Peter Sagan Menyesali Kurangnya Kerja Sama di Milan-San Remo

Juara dunia Peter Sagan (Bora-Hansgrohe) memprovokasi pergerakan kemenangan dan memimpin finis di Milan-San Remo, namun kalah tipis dari kemenangan tersebut, menyesalkan kurangnya kerjasama dari pemimpin balapan

Sagan menurunkan jepitan rambut dan menyusuri jalan pantai menuju sprint. Dia melihat kedua temannya, tapi hanya Julian Alaphilippe (Quick-Step Floors) yang akan berkontribusi pada pengaturan kecepatan sementara Michal Kwiatkowski (Tim Sky) menyaksikan dan menunggu pembunuhan tersebut, yang pada akhirnya meraih  domino qiuqiu uang asli kemenangan yang sempit.

“Satu-satunya yang hilang saat ini adalah sedikit kerja sama dari beberapa pembalap lain. Tapi tidak apa-apa. Saya melakukan sedikit dan saya senang dengan apa yang saya lakukan, “kata Sagan di Via Roma di San Remo.

“Saya puas. Hasilnya penting tapi begitu juga pertunjukan di fans. Yang terkuat tidak selalu menang. ”

Sagan sebelumnya menempati posisi kedua untuk Gerald Ciolek pada tahun 2013 dan empat tahun kemudian ia mempertaruhkan semuanya dengan serangan Poggio yang mengarah ke waktu kasino terkenal di Italia.

Dia sudah dengan banyak kaus hijau dari Tour de France, Tur Flanders menang dan dua gelar juara dunia, Sagan menyerang dengan 6,3km untuk balapan, kerumunan orang di garis finish menerobos tepuk tangan saat mereka menonton di layar lebar.
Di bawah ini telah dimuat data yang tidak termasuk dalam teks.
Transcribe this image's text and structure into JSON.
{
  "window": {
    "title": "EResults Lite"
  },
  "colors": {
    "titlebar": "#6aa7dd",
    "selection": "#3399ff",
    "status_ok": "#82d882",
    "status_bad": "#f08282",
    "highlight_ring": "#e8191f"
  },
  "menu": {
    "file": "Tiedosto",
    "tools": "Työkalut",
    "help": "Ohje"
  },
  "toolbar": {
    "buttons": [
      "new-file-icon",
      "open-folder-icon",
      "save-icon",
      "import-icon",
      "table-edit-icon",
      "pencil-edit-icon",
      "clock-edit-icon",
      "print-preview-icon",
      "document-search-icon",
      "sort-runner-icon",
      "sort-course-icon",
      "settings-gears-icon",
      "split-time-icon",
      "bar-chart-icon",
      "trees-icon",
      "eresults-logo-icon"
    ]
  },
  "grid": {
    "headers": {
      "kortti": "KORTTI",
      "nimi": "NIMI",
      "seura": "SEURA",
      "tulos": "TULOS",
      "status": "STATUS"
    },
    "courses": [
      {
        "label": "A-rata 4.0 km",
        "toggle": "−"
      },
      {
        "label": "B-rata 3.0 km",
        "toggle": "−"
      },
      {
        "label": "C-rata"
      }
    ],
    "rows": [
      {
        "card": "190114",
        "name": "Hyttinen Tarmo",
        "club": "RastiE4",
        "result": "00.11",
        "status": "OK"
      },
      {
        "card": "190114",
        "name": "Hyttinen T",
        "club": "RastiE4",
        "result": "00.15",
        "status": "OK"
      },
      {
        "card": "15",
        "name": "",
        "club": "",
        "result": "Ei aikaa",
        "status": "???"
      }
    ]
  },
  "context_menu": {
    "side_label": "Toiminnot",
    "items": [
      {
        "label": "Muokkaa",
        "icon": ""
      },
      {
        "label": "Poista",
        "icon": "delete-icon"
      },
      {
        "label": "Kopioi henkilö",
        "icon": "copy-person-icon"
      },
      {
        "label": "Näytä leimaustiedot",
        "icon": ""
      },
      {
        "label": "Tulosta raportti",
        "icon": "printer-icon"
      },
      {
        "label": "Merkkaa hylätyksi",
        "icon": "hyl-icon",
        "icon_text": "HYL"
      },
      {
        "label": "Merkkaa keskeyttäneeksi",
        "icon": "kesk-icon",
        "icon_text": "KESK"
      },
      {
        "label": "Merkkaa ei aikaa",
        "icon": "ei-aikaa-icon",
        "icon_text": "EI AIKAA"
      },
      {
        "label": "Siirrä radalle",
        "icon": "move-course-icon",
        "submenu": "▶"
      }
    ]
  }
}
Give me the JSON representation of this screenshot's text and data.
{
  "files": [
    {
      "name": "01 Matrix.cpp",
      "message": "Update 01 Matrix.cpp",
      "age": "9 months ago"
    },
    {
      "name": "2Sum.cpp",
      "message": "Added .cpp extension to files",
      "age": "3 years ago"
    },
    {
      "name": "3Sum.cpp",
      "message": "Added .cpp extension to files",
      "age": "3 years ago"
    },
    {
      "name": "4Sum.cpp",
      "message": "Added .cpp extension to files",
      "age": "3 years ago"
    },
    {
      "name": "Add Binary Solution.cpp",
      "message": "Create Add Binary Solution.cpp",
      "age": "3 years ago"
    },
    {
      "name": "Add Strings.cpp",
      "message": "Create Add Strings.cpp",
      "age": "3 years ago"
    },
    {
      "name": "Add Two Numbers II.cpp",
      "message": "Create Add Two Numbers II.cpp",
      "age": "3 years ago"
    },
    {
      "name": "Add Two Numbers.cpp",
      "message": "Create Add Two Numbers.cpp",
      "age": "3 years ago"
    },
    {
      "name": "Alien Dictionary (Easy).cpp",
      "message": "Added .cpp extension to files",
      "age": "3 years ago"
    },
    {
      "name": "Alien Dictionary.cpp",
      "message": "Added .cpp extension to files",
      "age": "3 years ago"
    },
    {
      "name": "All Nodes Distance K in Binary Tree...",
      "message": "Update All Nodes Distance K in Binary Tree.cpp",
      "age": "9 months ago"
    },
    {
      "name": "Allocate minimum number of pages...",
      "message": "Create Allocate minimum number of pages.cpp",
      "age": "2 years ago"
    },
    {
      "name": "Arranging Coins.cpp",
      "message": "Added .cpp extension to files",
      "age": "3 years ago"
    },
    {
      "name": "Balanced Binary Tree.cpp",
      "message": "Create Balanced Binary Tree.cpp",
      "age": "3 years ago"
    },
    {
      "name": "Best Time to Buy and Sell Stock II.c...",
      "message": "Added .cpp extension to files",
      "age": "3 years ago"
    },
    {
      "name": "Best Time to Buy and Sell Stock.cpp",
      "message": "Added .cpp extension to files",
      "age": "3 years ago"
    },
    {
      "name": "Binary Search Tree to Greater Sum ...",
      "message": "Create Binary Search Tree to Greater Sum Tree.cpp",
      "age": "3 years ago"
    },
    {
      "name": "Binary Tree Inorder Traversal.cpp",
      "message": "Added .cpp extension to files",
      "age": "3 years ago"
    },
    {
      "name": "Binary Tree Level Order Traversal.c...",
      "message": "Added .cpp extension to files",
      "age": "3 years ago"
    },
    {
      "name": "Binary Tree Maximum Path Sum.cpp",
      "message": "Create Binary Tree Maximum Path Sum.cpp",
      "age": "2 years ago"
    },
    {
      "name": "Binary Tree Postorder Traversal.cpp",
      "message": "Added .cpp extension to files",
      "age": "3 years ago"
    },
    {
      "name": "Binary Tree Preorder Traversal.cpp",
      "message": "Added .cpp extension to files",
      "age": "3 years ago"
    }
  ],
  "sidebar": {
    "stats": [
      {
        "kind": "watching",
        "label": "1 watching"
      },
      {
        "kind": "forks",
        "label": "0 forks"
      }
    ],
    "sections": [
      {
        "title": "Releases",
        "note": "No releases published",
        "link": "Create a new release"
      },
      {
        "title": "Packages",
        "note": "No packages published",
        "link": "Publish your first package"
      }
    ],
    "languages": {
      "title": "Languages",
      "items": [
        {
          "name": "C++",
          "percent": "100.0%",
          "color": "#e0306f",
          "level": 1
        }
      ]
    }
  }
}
“Saya tidak merencanakan apapun karena balap bergantung pada kaki yang Anda miliki,” kata Sagan.

“Saya mencobanya tahun ini karena ada tailwind di Poggio. Saya tidak akan rugi. Saya mencoba. Kupikir kita akan pergi, tapi sulit mendapat bantuan dari tim yang berbeda. ”
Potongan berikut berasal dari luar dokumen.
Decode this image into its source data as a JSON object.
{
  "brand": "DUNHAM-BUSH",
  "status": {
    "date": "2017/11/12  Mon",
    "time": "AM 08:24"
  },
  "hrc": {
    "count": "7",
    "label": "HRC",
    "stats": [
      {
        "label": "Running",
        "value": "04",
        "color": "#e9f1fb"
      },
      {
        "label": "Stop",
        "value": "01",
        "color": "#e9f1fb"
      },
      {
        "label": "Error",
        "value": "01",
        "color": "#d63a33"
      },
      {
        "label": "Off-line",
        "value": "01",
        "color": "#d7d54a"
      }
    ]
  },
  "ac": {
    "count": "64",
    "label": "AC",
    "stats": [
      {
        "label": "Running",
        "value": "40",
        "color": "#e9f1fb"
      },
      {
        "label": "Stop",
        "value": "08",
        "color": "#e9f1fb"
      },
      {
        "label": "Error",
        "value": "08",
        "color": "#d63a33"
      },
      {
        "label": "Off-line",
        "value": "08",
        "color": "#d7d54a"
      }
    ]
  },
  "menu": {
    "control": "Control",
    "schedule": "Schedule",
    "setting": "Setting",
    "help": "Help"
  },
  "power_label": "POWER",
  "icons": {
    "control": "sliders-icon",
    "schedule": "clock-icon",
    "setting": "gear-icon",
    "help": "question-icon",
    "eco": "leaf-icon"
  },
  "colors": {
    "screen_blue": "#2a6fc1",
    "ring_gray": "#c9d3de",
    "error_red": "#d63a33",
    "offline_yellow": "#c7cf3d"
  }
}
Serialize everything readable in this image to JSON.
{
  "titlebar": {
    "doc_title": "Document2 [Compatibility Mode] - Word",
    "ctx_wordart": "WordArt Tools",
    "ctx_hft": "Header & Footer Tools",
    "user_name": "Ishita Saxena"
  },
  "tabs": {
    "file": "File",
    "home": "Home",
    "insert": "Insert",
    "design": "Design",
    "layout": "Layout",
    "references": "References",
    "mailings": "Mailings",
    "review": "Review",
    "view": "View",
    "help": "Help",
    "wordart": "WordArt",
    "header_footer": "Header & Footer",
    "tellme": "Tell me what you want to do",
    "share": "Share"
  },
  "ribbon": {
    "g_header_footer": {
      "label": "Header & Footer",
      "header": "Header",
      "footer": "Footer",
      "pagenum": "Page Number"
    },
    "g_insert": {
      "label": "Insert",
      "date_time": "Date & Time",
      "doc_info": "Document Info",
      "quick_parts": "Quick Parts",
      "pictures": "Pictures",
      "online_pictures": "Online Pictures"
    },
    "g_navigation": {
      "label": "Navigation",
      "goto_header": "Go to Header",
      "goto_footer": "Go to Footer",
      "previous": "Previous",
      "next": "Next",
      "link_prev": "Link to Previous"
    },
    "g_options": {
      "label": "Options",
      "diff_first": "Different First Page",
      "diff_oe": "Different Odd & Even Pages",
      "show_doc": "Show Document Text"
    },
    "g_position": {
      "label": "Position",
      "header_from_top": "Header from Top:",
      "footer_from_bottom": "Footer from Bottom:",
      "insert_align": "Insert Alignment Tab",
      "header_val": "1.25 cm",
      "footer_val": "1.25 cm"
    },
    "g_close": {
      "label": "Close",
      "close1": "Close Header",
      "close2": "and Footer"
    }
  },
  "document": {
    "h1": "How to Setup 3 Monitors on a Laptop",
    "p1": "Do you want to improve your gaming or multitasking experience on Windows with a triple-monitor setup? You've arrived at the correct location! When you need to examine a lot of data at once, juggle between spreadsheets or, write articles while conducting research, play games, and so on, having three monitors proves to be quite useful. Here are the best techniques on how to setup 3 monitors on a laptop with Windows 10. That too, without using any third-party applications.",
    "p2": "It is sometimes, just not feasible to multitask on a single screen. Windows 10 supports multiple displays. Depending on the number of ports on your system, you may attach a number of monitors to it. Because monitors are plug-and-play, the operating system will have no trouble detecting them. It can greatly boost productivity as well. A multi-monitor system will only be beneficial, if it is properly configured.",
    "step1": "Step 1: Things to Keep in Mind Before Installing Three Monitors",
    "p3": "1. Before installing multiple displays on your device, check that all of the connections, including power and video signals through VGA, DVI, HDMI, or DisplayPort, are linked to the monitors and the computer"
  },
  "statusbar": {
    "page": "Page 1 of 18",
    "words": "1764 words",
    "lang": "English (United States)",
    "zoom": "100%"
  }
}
Mereka memiliki waktu 13 detik dengan 5,4 kilometer untuk berlomba dari puncak bukit Poggio. Pengejaran kehilangan lebih banyak waktu pada turunan, tertinggal 17 detik memasuki dua kilometer terakhir.

Sagan mengendarai sebagian besar keturunan Poggio 3,1 kilometer dan lari datar ke finish di bagian depan, karena Alaphilippe dan Kwiatkowski menolak untuk bekerja sama karena mereka memiliki pelari tim mereka, Gaviria dan Viviani masing-masing, di grup belakang.
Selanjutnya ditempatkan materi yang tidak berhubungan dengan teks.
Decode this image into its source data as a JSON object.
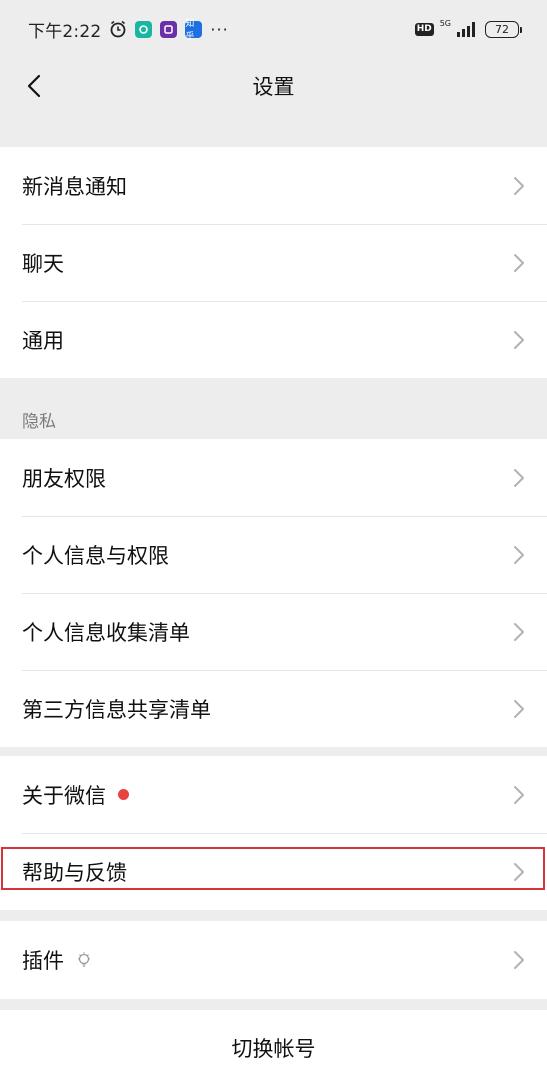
{
  "status_bar": {
    "time": "下午2:22",
    "alarm_icon": "alarm-clock-icon",
    "app_icons": [
      "app-icon-green",
      "app-icon-purple",
      "zhihu-app-icon"
    ],
    "zhihu_label": "知乎",
    "more": "···",
    "hd": "HD",
    "network": "5G",
    "battery": "72"
  },
  "nav": {
    "title": "设置",
    "back_icon": "chevron-left-icon"
  },
  "groups": {
    "g1": [
      "新消息通知",
      "聊天",
      "通用"
    ],
    "privacy_label": "隐私",
    "g2": [
      "朋友权限",
      "个人信息与权限",
      "个人信息收集清单",
      "第三方信息共享清单"
    ],
    "g3": [
      "关于微信",
      "帮助与反馈"
    ],
    "g4": [
      "插件"
    ]
  },
  "switch_account": "切换帐号",
  "colors": {
    "background": "#ededed",
    "red_dot": "#e64340",
    "highlight_border": "#d6343c"
  }
}
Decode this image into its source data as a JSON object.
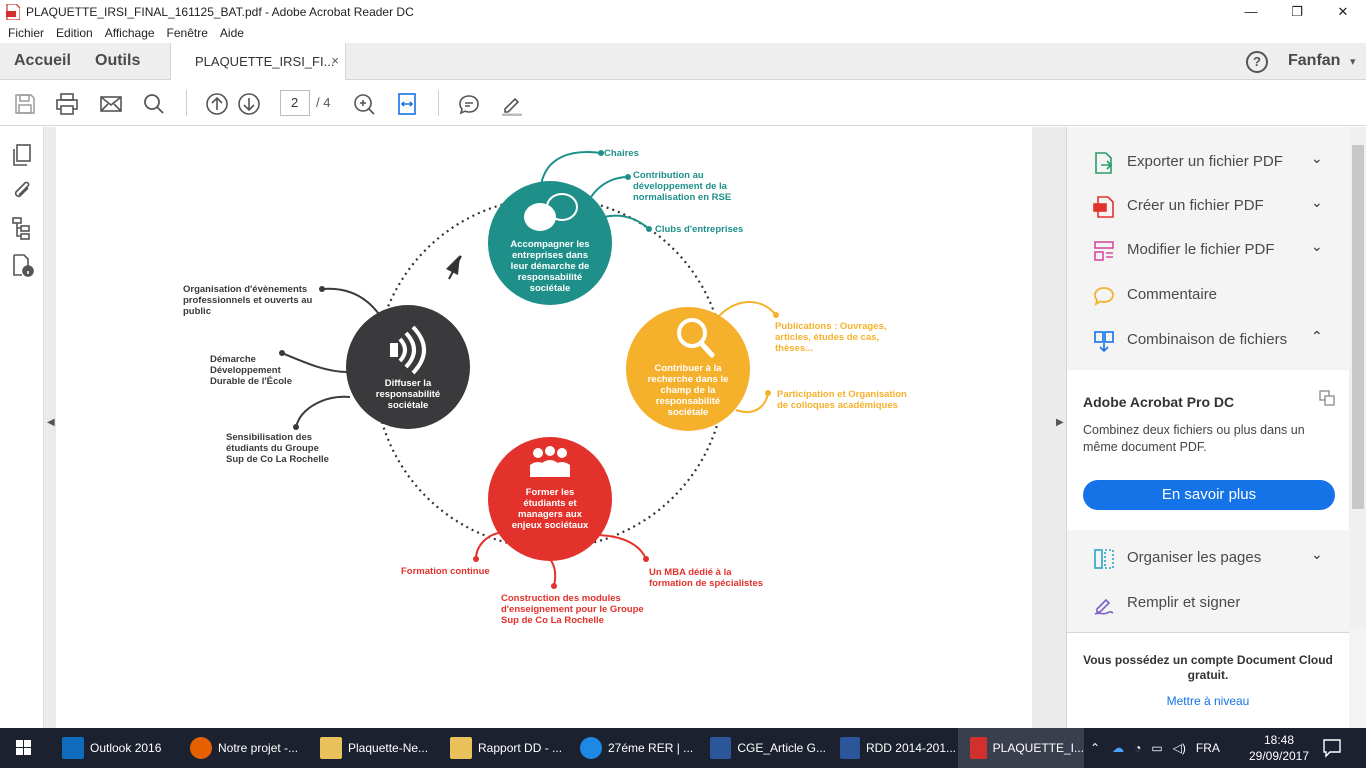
{
  "window": {
    "title": "PLAQUETTE_IRSI_FINAL_161125_BAT.pdf - Adobe Acrobat Reader DC",
    "controls": [
      "—",
      "❐",
      "✕"
    ]
  },
  "menu": [
    "Fichier",
    "Edition",
    "Affichage",
    "Fenêtre",
    "Aide"
  ],
  "tabs": {
    "home": "Accueil",
    "tools": "Outils",
    "document": "PLAQUETTE_IRSI_FI...",
    "close": "×",
    "help": "?",
    "user": "Fanfan",
    "user_caret": "▾"
  },
  "toolbar": {
    "page_current": "2",
    "page_total": "/ 4"
  },
  "diagram": {
    "teal_circle": "Accompagner les entreprises dans leur démarche de responsabilité sociétale",
    "teal_items": [
      "Chaires",
      "Contribution au développement de la normalisation en RSE",
      "Clubs d'entreprises"
    ],
    "orange_circle": "Contribuer à la recherche dans le champ de la responsabilité sociétale",
    "orange_items": [
      "Publications : Ouvrages, articles, études de cas, thèses...",
      "Participation et Organisation de colloques académiques"
    ],
    "red_circle": "Former les étudiants et managers aux enjeux sociétaux",
    "red_items": [
      "Formation continue",
      "Construction des modules d'enseignement pour le Groupe Sup de Co La Rochelle",
      "Un MBA dédié à la formation de spécialistes"
    ],
    "dark_circle": "Diffuser la responsabilité sociétale",
    "dark_items": [
      "Organisation d'évènements professionnels et ouverts au public",
      "Démarche Développement Durable de l'École",
      "Sensibilisation des étudiants du Groupe Sup de Co La Rochelle"
    ]
  },
  "right_panel": {
    "items": [
      {
        "label": "Exporter un fichier PDF",
        "chevron": "⌄"
      },
      {
        "label": "Créer un fichier PDF",
        "chevron": "⌄"
      },
      {
        "label": "Modifier le fichier PDF",
        "chevron": "⌄"
      },
      {
        "label": "Commentaire",
        "chevron": ""
      },
      {
        "label": "Combinaison de fichiers",
        "chevron": "⌃"
      }
    ],
    "promo_title": "Adobe Acrobat Pro DC",
    "promo_desc": "Combinez deux fichiers ou plus dans un même document PDF.",
    "promo_button": "En savoir plus",
    "items_after": [
      {
        "label": "Organiser les pages",
        "chevron": "⌄"
      },
      {
        "label": "Remplir et signer",
        "chevron": ""
      }
    ],
    "cloud_text": "Vous possédez un compte Document Cloud gratuit.",
    "cloud_link": "Mettre à niveau"
  },
  "taskbar": {
    "apps": [
      "Outlook 2016",
      "Notre projet -...",
      "Plaquette-Ne...",
      "Rapport DD - ...",
      "27éme RER | ...",
      "CGE_Article G...",
      "RDD 2014-201...",
      "PLAQUETTE_I..."
    ],
    "language": "FRA",
    "time": "18:48",
    "date": "29/09/2017",
    "notifications": "1"
  },
  "colors": {
    "teal": "#1e9089",
    "orange": "#f6b12c",
    "red": "#e3322c",
    "dark": "#3a3a3c",
    "adobe_blue": "#1473e6",
    "taskbar": "#1c2130"
  }
}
“Itu bersepeda. Anda berpacu sejauh 300 kilometer dan Anda bisa menang sedikit atau kalah sedikit. Saya melakukan yang terbaik Saya melakukan banyak pekerjaan dalam lima kilometer terakhir, “jelas Sagan.

“Saya masih berpikir saya lebih cepat dari mereka, tapi mereka tidak banyak melakukan pekerjaan dengan saya.”

Sagan mengenal Kwiatkowski dengan baik saat mereka tumbuh dengan banyak balapan. Bintang Kwiatkowski bersinar lebih terang sebelum mereka menjadi profesional, saat Sagan menuju supernova.

Kwiatkowski berlari kencang hari ini, tapi dengan taktik menang. Ditanya tentang mereka, Sagan menambahkan, “Saya pikir dia berutang beberapa bir kepada saya sekarang.”